Entrevista avec Daniel Crespo, qualifié pour la finale de la Copa Chenel, et son apoderado Luisito…
Daniel Crespo (30 ans), matador du Puerto de Santa María (cadiz) a pris l’alternative dans ses arènes en 2018 avec Morante de la Puebla comme parrain et José María Manzanares comme témoin. Ce jour-là, il coupa 1 oreille à chacun de ses toros.
Depuis, comme pour beaucoup de jeunes matadors, il a eu ce passage à vide où les contrats se font rares, si on y ajoute une épidémie mondiale, tout devient plus compliqué.

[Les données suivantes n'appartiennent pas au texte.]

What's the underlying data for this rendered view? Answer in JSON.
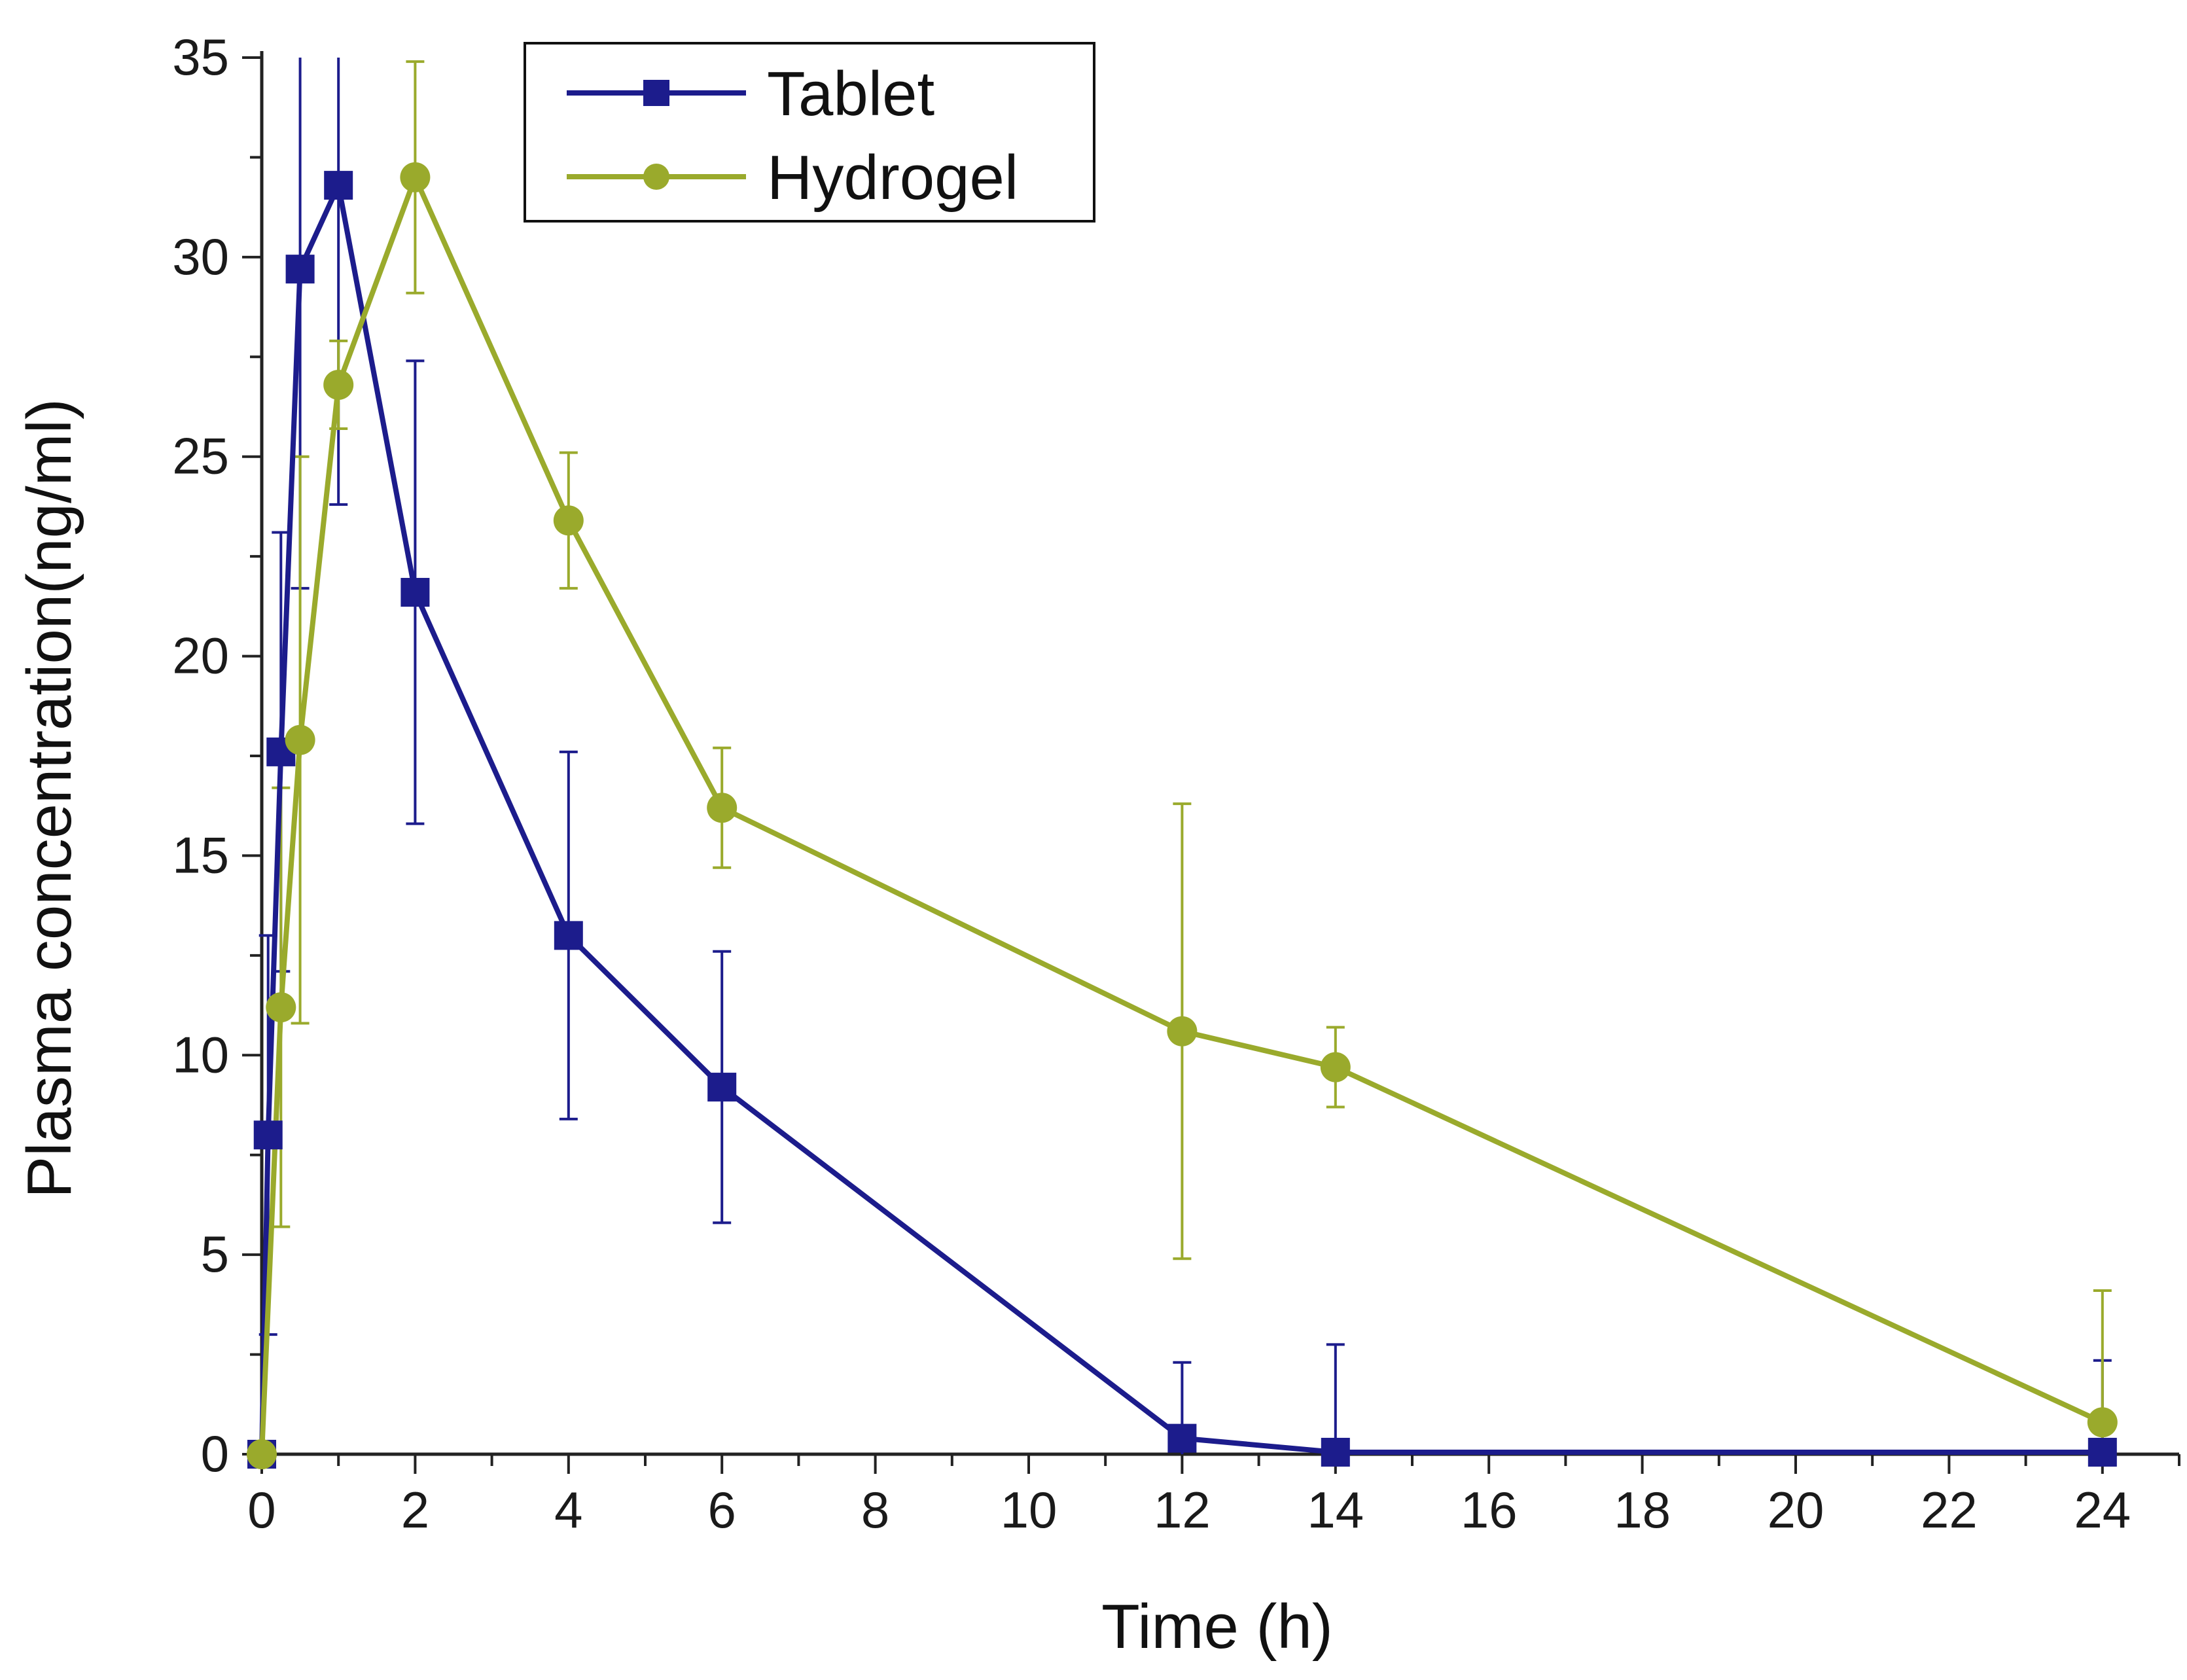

En 2023, il est engagé au Puerto de Santa María aux côtés d’El Juli et Roca Rey, triomphant en coupant 3 oreilles. Le lendemain de ce triomphe, il est choisi pour remplacer au pied levé Morante de la Puebla, blessé. Il coupe à nouveau 2 oreilles et sort en triomphe.
Malgré 5 oreilles en deux après-midis dans sa ville aux côtés de figuras, pour des raisons obscures dont seul le mundillo taurin a le secret, il n’est pas engagé en 2024.

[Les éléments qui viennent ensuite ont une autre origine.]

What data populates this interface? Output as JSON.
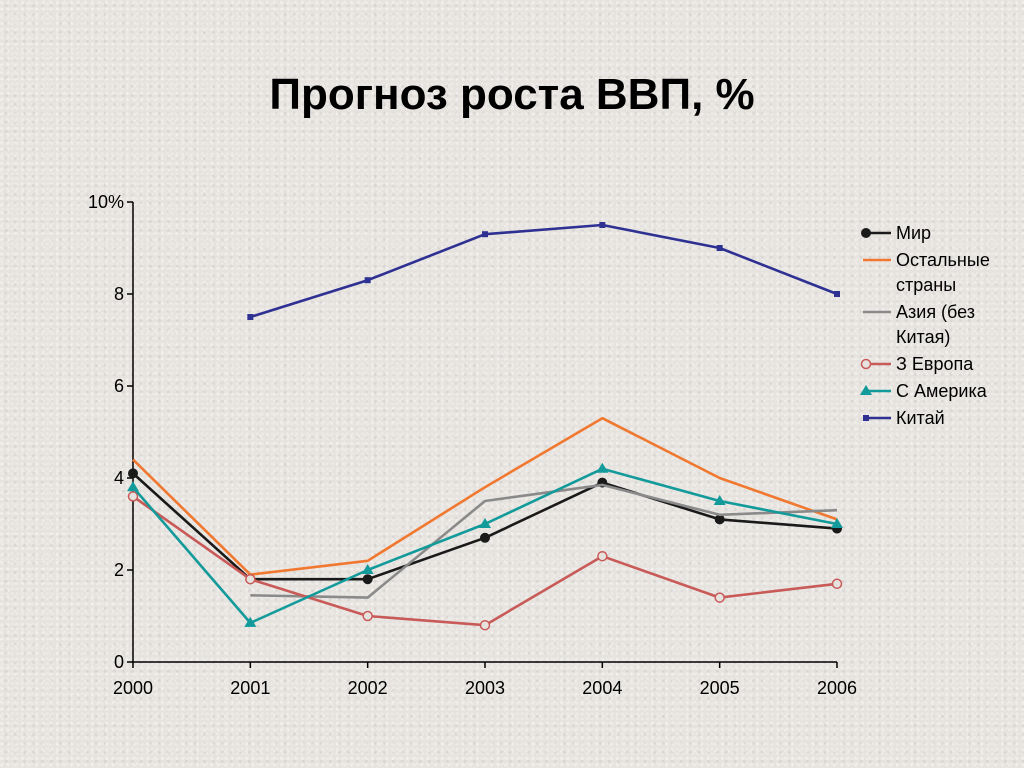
{
  "title": "Прогноз роста ВВП, %",
  "chart_data": {
    "type": "line",
    "title": "Прогноз роста ВВП, %",
    "x": [
      "2000",
      "2001",
      "2002",
      "2003",
      "2004",
      "2005",
      "2006"
    ],
    "y_ticks": [
      "0",
      "2",
      "4",
      "6",
      "8",
      "10%"
    ],
    "ylim": [
      0,
      10
    ],
    "grid": false,
    "legend_position": "right",
    "series": [
      {
        "name": "Мир",
        "name_lines": [
          "Мир"
        ],
        "color": "#1a1a1a",
        "marker": "filled-circle",
        "values": [
          4.1,
          1.8,
          1.8,
          2.7,
          3.9,
          3.1,
          2.9
        ]
      },
      {
        "name": "Остальные страны",
        "name_lines": [
          "Остальные",
          "страны"
        ],
        "color": "#f07830",
        "marker": "none",
        "values": [
          4.4,
          1.9,
          2.2,
          3.8,
          5.3,
          4.0,
          3.1
        ]
      },
      {
        "name": "Азия (без Китая)",
        "name_lines": [
          "Азия (без",
          "Китая)"
        ],
        "color": "#8a8a8a",
        "marker": "none",
        "values": [
          null,
          1.45,
          1.4,
          3.5,
          3.85,
          3.2,
          3.3
        ]
      },
      {
        "name": "З Европа",
        "name_lines": [
          "З Европа"
        ],
        "color": "#c85a58",
        "marker": "open-circle",
        "values": [
          3.6,
          1.8,
          1.0,
          0.8,
          2.3,
          1.4,
          1.7
        ]
      },
      {
        "name": "С Америка",
        "name_lines": [
          "С Америка"
        ],
        "color": "#139a9a",
        "marker": "triangle",
        "values": [
          3.8,
          0.85,
          2.0,
          3.0,
          4.2,
          3.5,
          3.0
        ]
      },
      {
        "name": "Китай",
        "name_lines": [
          "Китай"
        ],
        "color": "#2e3192",
        "marker": "square",
        "values": [
          null,
          7.5,
          8.3,
          9.3,
          9.5,
          9.0,
          8.0
        ]
      }
    ]
  }
}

Luisito, retiré des affaires taurines, après avoir apoderé avec les résultats que l’on connaît Pablo Aguado, Emilio de Justo et Solalito, se sent concerné par cette criante injustice et prend attache avec le torero.

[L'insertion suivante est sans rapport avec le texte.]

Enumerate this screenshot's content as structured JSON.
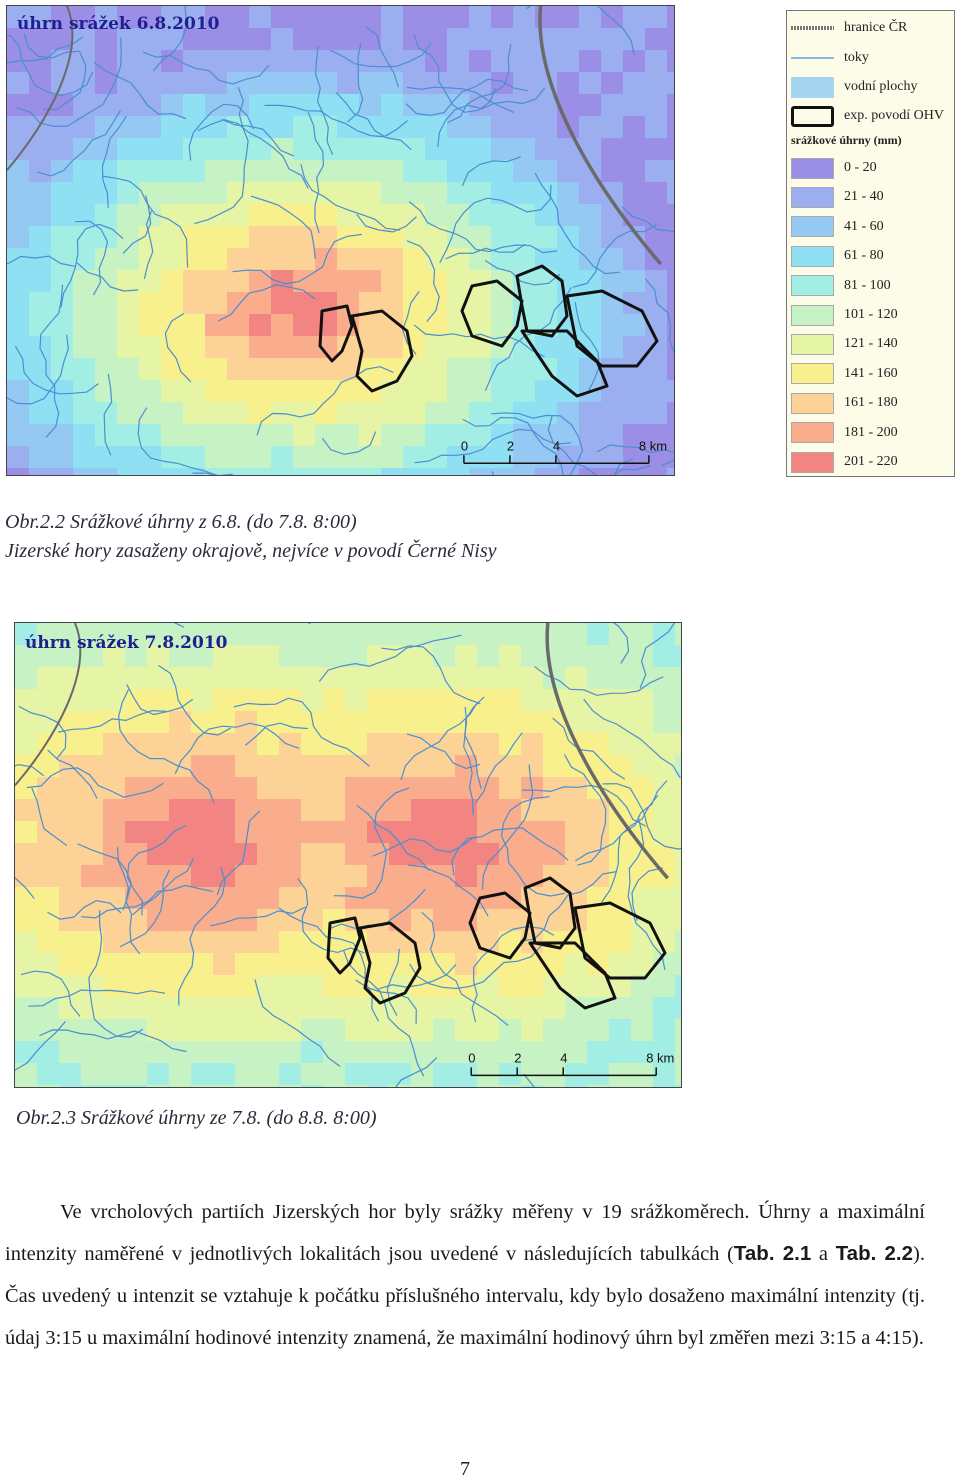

Une réunion devant un café, les 2 se mettent d’accord et décident de se lancer dans l’aventure de relancer la carrière de Daniel.
3 corridas toréées dans la Copa Chenel, et Daniel Crespo apparaît déjà comme la grande révélation de ce concours prestigieux.
6 toros affrontés, tous différents en intention, aucun facile ; nous avons pu voir un torero avec beaucoup de classe et très bon technicien, mais aussi avec un énorme fond de courage sachant sortir vainqueur de situations très difficiles. Ce qui lui a permis d’accéder à la finale de la Copa Chenel.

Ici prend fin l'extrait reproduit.